Necrotizing enterocolitis (NEC) is a leading cause of death in preterm infants. Neonates weighing <1500 grams are at highest risk for the disease, with a prevalence of 7% and mortality up to 30%. Despite advancements in neonatal medicine, this disease remains a challenge. To study the molecular mechanism underlying NEC, we produced a mouse NEC model to examine the tight junction integrity and epithelial barrier function in NEC intestines. Three‐day old C57BL/6 mouse pups were fed with 50 µl of 33% Esbilac formula every 3 hours and then asphyxiated twice daily (100% N 2 for 60 sec) followed by cold stress at 4°C for 10 minutes. Dam fed pups from the same litter served as controls. Pups were sacrificed 96 hours later. Successful induction of NEC was confirmed by histopathology. Western blot analysis revealed the increased expression levels of tight junction protein claudin‐2 and ‐7, while claudin‐3 expression level was decreased in the NEC intestines compared to those of controls.

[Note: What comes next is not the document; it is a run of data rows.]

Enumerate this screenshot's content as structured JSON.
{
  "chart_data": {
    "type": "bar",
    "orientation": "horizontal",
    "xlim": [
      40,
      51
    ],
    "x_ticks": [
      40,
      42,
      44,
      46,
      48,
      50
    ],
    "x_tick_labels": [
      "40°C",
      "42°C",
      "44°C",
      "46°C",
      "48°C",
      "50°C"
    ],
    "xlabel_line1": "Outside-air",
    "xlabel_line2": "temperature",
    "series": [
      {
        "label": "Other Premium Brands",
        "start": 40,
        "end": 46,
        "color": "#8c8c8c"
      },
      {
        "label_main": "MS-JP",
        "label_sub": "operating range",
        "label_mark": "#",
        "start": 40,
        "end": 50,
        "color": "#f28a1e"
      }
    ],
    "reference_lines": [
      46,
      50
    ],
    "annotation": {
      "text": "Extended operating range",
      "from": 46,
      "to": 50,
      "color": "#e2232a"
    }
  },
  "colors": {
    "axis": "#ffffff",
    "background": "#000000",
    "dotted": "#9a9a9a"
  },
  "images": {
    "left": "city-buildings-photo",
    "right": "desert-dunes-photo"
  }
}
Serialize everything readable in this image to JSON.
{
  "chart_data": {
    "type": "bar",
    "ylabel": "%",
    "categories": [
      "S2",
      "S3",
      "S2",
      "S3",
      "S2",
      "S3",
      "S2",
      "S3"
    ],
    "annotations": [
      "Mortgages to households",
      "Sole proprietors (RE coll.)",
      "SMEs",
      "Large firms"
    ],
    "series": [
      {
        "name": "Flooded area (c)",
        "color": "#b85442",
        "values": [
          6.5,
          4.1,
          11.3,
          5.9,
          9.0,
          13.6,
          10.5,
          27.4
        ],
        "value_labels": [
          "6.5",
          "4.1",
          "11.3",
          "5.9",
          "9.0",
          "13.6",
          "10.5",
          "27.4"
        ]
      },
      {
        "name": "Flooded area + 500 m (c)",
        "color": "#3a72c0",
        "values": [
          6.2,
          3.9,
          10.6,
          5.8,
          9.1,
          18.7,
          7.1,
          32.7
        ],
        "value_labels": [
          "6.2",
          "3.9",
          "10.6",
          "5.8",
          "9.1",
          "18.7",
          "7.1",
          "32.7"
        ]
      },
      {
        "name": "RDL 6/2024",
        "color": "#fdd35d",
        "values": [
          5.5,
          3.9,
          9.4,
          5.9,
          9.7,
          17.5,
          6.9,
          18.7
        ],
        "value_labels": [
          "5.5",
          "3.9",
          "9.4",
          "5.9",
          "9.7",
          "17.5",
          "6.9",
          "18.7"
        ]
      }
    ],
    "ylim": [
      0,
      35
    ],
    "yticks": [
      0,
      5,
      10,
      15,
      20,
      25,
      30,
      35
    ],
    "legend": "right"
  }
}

In addition, NF‐kB and TGFβ expression levels were also upregulated, suggesting the activation of the inflammatory signaling pathway in the NEC intestines. More importantly, we found that the tight junction in NEC intestines was leaky since the biotin tracer molecules were diffused from lumen into the tissue through the intercellular space. We conclude that there is a loss of tight junction barrier function and alteration of tight junction claudin proteins in the intestines of NEC mouse model. This work is supported by a research fund from Department of Pediatrics, BSOM at ECU and National Institute of Health grant HL085752.